The May 12 election delivered a shock win for populist cleric Muqtada al-Sadr, who faces a huge task to form a governing coalition despite winning the most seats in parliament.
However, with the results yet to be ratified by Iraq’s Supreme Court, a government official told parliament that tests by intelligence services indicated it was possible to hack voting machines and manipulate the results.
The cabinet established a commission “to study reports and information on the electoral process” and make recommendations, Prime Minister Haider al-Abadi said in a televised address.
Limited recounts have been ordered in the flashpoint multi-ethnic province of Kirkuk, where authorities imposed an overnight curfew after clashes were reported.

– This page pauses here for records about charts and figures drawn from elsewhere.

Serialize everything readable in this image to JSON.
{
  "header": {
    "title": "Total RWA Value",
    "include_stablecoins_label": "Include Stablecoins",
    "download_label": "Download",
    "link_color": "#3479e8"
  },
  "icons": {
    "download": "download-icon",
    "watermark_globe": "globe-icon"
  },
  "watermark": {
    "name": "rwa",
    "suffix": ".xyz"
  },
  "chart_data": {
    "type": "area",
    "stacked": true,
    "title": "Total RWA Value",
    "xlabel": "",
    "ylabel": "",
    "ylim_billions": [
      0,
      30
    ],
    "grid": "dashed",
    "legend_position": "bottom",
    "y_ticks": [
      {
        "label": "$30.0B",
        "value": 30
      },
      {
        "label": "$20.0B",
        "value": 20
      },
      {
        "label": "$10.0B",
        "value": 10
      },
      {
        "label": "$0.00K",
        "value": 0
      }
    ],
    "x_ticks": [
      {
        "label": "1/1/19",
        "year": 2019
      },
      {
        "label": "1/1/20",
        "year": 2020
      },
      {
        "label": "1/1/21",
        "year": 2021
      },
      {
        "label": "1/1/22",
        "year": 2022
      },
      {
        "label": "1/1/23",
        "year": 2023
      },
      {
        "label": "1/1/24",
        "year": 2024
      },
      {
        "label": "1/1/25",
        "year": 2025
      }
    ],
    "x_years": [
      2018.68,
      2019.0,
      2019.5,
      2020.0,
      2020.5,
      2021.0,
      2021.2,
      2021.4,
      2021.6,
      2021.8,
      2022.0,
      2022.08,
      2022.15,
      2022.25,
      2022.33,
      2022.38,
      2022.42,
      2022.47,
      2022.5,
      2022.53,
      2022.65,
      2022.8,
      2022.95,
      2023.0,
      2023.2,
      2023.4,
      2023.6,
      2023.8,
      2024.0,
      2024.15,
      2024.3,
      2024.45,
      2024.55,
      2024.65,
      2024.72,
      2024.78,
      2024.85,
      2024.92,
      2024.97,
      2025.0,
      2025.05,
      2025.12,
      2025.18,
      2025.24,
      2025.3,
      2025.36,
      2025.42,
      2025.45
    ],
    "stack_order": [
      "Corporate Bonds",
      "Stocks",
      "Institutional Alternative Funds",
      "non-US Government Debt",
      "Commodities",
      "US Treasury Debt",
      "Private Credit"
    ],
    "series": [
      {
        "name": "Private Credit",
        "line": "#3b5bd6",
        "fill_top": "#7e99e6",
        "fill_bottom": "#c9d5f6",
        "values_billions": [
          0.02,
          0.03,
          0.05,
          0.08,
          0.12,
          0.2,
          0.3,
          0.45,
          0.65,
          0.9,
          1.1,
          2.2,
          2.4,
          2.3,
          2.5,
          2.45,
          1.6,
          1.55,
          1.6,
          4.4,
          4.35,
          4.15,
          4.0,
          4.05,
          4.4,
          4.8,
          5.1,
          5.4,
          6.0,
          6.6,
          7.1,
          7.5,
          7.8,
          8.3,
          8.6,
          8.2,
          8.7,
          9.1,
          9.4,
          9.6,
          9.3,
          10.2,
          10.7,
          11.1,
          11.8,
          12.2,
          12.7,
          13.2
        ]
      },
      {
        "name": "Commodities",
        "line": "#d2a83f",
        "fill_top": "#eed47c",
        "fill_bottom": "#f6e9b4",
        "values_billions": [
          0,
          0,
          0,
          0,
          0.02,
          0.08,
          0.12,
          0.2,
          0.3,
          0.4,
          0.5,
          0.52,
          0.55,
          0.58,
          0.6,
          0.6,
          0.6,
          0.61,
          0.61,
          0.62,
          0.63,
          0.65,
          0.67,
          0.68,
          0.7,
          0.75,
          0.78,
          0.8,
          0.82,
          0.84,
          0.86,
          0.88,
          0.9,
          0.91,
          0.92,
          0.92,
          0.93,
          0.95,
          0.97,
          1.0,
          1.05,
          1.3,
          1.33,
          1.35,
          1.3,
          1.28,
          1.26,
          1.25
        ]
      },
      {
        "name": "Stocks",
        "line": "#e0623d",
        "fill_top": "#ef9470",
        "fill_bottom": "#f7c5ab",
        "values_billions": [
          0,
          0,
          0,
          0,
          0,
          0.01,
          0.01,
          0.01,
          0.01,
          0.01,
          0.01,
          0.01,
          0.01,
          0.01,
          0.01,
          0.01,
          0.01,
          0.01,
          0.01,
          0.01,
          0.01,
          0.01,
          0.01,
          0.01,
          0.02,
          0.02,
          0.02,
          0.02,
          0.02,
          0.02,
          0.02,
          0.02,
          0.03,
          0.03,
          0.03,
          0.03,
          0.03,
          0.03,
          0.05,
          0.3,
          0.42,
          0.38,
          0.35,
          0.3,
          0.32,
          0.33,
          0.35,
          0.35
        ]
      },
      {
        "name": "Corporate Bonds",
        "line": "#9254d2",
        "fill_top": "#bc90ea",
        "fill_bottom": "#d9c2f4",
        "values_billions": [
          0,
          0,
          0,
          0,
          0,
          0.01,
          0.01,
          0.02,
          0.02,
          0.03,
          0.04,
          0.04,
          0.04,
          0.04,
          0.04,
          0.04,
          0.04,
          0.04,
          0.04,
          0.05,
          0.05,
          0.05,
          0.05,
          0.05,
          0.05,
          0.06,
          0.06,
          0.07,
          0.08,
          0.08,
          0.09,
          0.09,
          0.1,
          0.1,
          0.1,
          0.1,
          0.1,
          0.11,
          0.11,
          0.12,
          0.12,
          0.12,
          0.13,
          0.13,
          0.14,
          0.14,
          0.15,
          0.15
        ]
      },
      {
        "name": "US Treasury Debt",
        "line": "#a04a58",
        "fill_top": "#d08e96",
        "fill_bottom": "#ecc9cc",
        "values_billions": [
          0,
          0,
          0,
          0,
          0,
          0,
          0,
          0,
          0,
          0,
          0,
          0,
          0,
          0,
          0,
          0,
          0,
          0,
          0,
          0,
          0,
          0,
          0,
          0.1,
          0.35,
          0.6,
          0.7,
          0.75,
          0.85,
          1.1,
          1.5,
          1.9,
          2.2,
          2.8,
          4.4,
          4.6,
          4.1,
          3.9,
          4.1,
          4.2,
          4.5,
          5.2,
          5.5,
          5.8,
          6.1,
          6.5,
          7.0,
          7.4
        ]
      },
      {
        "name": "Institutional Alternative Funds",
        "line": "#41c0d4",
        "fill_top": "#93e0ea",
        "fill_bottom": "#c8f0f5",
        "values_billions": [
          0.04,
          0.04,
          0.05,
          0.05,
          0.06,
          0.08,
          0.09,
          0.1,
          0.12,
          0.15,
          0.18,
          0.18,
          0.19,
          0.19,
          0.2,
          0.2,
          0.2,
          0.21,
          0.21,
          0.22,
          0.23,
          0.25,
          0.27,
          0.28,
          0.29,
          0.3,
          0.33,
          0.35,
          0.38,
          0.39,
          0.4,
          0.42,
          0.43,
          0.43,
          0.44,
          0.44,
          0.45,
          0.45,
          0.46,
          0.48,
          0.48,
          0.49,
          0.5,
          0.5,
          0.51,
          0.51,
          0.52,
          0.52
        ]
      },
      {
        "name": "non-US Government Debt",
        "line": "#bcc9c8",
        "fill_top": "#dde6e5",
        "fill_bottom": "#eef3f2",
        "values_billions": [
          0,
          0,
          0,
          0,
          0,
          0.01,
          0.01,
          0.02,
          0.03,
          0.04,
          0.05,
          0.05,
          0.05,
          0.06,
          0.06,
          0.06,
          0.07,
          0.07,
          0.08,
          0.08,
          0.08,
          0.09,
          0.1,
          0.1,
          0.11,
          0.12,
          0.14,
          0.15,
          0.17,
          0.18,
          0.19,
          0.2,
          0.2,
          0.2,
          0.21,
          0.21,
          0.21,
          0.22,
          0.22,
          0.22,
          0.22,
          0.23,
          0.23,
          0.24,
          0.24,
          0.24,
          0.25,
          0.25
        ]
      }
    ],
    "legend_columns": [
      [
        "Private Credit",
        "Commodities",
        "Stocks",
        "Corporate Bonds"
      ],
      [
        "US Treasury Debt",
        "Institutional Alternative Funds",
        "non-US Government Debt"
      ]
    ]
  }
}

The International Crisis Group (ICG) said it was “deeply concerned” about the possibility of ethnic violence there and called for a recount “to restore confidence in the institutions vital to manage deeper divisions over the contested, oil-rich area.”

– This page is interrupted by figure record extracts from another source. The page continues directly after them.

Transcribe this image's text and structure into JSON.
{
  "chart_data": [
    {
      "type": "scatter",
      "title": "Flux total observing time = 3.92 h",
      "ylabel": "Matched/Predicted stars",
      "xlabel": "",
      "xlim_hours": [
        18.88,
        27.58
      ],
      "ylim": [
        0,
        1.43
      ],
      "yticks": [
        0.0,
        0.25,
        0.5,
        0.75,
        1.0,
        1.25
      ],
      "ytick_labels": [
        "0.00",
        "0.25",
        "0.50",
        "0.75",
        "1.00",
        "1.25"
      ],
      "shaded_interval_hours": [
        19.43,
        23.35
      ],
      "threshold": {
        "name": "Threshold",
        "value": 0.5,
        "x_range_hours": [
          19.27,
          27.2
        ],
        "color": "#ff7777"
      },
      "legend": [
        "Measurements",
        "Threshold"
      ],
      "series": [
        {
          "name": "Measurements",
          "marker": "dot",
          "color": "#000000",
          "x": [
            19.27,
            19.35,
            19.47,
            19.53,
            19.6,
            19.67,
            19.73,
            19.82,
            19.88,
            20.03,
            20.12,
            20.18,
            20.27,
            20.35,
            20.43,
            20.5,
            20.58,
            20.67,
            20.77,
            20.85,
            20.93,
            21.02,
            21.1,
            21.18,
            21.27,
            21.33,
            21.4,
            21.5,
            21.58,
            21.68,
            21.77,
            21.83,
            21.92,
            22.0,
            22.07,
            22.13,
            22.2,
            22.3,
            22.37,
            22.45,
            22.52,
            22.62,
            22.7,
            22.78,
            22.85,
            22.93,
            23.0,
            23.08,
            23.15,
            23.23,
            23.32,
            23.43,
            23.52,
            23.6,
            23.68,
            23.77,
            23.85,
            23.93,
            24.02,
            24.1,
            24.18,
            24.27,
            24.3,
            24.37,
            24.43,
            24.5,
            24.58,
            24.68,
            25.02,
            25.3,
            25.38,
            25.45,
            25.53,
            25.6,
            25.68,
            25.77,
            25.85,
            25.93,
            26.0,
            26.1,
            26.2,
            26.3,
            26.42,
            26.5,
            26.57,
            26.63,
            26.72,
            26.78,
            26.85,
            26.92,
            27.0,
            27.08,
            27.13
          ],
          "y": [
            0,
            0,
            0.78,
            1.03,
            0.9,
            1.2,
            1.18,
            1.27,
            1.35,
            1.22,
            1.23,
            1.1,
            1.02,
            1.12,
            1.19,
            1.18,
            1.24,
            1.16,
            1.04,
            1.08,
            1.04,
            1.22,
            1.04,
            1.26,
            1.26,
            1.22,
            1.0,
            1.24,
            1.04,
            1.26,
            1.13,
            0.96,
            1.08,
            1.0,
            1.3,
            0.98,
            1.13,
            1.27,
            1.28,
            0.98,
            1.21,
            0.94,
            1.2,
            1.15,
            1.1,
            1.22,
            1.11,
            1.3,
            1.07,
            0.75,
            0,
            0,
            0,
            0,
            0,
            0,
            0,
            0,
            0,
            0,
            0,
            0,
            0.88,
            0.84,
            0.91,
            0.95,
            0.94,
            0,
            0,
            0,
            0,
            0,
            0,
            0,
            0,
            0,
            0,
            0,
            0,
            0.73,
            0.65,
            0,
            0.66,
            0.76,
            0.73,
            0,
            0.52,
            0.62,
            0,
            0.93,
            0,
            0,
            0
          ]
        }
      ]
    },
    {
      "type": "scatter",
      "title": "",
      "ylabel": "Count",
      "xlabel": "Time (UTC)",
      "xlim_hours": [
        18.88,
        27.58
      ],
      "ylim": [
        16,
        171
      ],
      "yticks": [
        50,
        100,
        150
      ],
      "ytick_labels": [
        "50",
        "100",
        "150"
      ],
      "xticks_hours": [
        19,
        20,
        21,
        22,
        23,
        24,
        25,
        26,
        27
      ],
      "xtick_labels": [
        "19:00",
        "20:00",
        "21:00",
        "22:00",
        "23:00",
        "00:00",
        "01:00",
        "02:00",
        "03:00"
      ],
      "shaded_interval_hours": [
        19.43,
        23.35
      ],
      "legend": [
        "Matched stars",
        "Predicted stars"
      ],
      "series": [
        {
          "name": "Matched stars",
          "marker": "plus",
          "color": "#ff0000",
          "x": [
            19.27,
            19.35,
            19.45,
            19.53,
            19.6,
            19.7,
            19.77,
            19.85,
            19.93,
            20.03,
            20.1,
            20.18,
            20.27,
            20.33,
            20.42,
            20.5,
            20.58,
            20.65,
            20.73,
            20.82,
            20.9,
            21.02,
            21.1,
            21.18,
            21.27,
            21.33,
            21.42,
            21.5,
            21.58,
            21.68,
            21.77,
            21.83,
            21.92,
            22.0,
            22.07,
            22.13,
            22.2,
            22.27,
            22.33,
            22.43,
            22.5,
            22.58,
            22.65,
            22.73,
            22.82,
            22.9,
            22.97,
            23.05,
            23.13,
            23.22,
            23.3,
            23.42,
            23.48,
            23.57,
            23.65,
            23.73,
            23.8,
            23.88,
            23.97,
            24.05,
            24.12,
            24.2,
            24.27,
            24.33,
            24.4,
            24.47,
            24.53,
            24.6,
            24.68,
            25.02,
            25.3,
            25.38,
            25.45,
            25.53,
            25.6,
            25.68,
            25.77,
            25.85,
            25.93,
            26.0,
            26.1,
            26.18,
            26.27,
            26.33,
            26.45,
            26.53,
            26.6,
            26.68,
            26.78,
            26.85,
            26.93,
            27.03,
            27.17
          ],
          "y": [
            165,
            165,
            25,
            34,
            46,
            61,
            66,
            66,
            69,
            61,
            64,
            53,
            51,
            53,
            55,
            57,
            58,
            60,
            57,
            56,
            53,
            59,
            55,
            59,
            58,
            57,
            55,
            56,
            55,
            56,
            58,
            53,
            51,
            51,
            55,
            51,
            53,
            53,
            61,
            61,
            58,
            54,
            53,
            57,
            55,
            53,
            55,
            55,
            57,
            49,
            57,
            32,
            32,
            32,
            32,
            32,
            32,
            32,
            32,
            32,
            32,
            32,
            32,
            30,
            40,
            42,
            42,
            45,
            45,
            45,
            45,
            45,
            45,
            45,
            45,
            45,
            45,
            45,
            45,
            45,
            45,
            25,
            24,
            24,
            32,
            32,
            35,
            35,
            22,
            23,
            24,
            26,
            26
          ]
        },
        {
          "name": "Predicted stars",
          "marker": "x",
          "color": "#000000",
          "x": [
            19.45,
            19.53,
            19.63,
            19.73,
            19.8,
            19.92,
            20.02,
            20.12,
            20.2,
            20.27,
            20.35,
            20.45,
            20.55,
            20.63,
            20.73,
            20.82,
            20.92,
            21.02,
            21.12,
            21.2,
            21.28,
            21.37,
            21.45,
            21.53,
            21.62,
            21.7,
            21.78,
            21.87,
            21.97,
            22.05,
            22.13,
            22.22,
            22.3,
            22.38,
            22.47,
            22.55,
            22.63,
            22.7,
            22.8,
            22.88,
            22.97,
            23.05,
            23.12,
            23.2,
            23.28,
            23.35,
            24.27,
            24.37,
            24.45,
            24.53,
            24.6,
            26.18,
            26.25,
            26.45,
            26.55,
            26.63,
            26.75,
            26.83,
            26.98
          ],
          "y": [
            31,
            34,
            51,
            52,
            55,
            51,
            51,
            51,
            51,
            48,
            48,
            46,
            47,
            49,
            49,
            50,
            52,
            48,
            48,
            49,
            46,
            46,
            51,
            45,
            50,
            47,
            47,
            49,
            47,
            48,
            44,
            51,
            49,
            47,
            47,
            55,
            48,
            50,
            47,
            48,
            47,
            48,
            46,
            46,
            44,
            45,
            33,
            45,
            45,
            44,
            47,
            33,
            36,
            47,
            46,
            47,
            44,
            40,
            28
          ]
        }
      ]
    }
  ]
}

“There were two striking incongruities: the [Patriotic Union of Kurdistan] won in several non-Kurdish areas where the party is not known to have any support and has never won significant numbers of votes in the past; and turnout in Kurdish areas was low compared both to past elections and to the participation rate in Turkmen neighbourhoods and camps for the internally displaced, where many of the governorate’s Arab population have been living during and after the struggle against the Islamic State,” the ICG report stated.

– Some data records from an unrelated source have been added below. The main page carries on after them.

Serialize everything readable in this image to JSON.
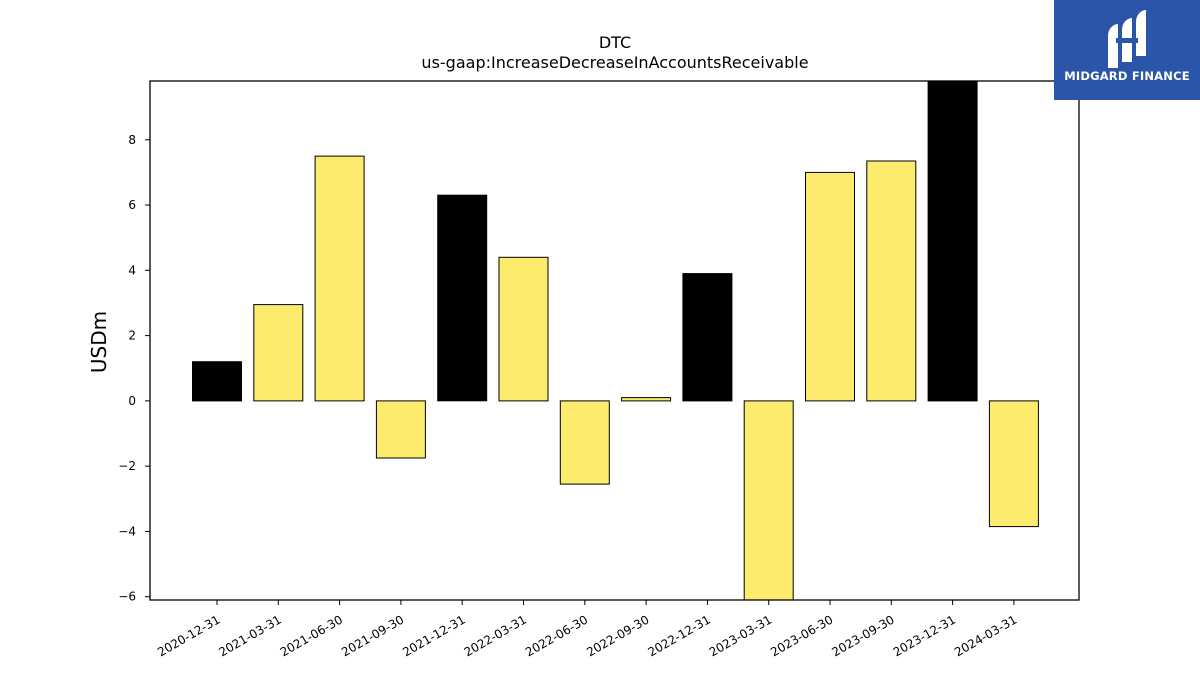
{
  "chart_data": {
    "type": "bar",
    "title": "DTC",
    "subtitle": "us-gaap:IncreaseDecreaseInAccountsReceivable",
    "xlabel": "",
    "ylabel": "USDm",
    "ylim": [
      -6.1,
      9.8
    ],
    "yticks": [
      -6,
      -4,
      -2,
      0,
      2,
      4,
      6,
      8
    ],
    "ytick_labels": [
      "−6",
      "−4",
      "−2",
      "0",
      "2",
      "4",
      "6",
      "8"
    ],
    "categories": [
      "2020-12-31",
      "2021-03-31",
      "2021-06-30",
      "2021-09-30",
      "2021-12-31",
      "2022-03-31",
      "2022-06-30",
      "2022-09-30",
      "2022-12-31",
      "2023-03-31",
      "2023-06-30",
      "2023-09-30",
      "2023-12-31",
      "2024-03-31"
    ],
    "values": [
      1.2,
      2.95,
      7.5,
      -1.75,
      6.3,
      4.4,
      -2.55,
      0.1,
      3.9,
      -6.1,
      7.0,
      7.35,
      9.8,
      -3.85
    ],
    "bar_colors": [
      "#000000",
      "#fdeb6d",
      "#fdeb6d",
      "#fdeb6d",
      "#000000",
      "#fdeb6d",
      "#fdeb6d",
      "#fdeb6d",
      "#000000",
      "#fdeb6d",
      "#fdeb6d",
      "#fdeb6d",
      "#000000",
      "#fdeb6d"
    ],
    "grid": false
  },
  "colors": {
    "highlight_bar": "#000000",
    "regular_bar": "#fdeb6d",
    "logo_background": "#2b55a8"
  },
  "logo": {
    "text": "MIDGARD FINANCE"
  }
}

Although fraud claims have centred on the city of Kirkuk, there were reports of irregularities in several provinces.
Some candidates expressed concerns about voter intimidation and reports of chaotic distribution of ID cards, which they claim disenfranchised hundreds of thousands of people.
Following several days of complaints, including a call for an investigation by UN senior envoy to Iraq Jan Kubis, the country’s electoral commission said it had invalidated ballots from 103 polling stations in five provinces.
The investigatory committee, which will include advisers from the security and intelligence sectors, will have access to all documents pertaining to the electoral process, including from the electoral commission.
Experts said the investigation could lead to local recounts or even the entire vote being annulled, although the latter option is less likely.
“This might lead the country into chaos, so an alternative quick solution that might please all political parties might be to manually sort the ballot boxes of some polling stations,” Mustafa Saadoun, an Iraqi journalist and founder and director of the Iraqi Observatory for Human Rights, wrote in Al-Monitor.
Multiple candidates and parties are expected to appeal the results of Iraq’s first poll since the defeat of the Islamic State.
“While it is a truism that Iraqis disappointed in their results often imagine cheating rather than acknowledge their own failures to appeal to a broader electorate, there are enough anecdotal evidence and real questions about the system to merit investigation,” Michael Rubin, a resident scholar at the American Enterprise Institute, a Washington think-tank and a former Pentagon official, wrote in the Washington Examiner.
“The future confidence in Iraqi democracy is far more important than the inconvenience of a manual recount. The political jockeying can continue (a handful of seats may be in question, especially in Iraqi Kurdistan and perhaps with some of the Shia-dominated lists as well), but no future government will be fully legitimate in voter eyes if questions over the authenticity of results are swept under the rug,” Rubin added.